Addressing Bill Maher

Real Time with Bill Maher is an entertaining and educational talk show on HBO.  Maher is passionate about animals and food, and periodically he makes statements that need some addressing.  While I do not always agree with his beliefs, I applaud his interest in food.

On May 30, 2009, Maher interviewed the well-known Michael Pollan, who is well-known for his books The Omnivore's Dilemma and In Defense of Food.  He is a great story-teller, he really is, and partly because he sensationalizes half-truths in a way that makes the story interesting.

The conversation concerned two items that might need addressing.

(1)  Pollan discussed how he left a twinkie on his book shelf for a year or two and it never rotted.  The twinkie is so bad, he stated, that even the bacteria that makes food rott wanted nothing to do with it.

That is an interesting story, and goes well with the recent popularity of very, very fresh foods, but let us not overlook the importance contribution of food preservation.  Preservation has been a daunting challenge for most of humans' existence, and lack of preservation has been a major cause of nutrient deficiencies.  Besides, just because something is preserved so that bacteria cannot eat it doesn't mean it is bad.  Your tap water is purified by chlorine, which kills bacteria that would otherwise make you sick, but certainly doesn't make you sick.

(2)  Pollan discussed how beef packaging tends to use pictures of cows in a pasture, but cattle are really held in a feedlot, up to their knees in manure and eating an unnatural diet that makes them sick.

Most cattle are indeed sent to a feedlot before they are slaughtered, but they do spend a large part of their life in pasture, and the breeding stock tend to spend all of their lives in pasture.
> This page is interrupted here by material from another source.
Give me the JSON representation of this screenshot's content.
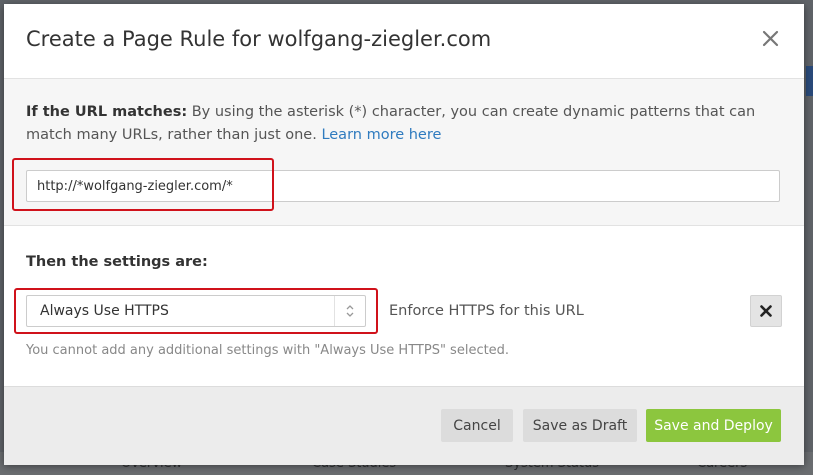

Plus, feedlots are not the vulgar place he describes. Their manure is not cleaned out every day, but feedlots tend to locate in very dry, warm areas that make the manure dry out very quickly, and turn to a dirt-like substance.  The cattle LOVE, their "unnatural" diet, much more than grass.  Although it can make them sick, they are managed in a manner that makes this sickness very rare. While cattle would rather have more room and cleaner ground, they prefer their grain-diet to grass, and consequently might prefer the feedlot to a pasture.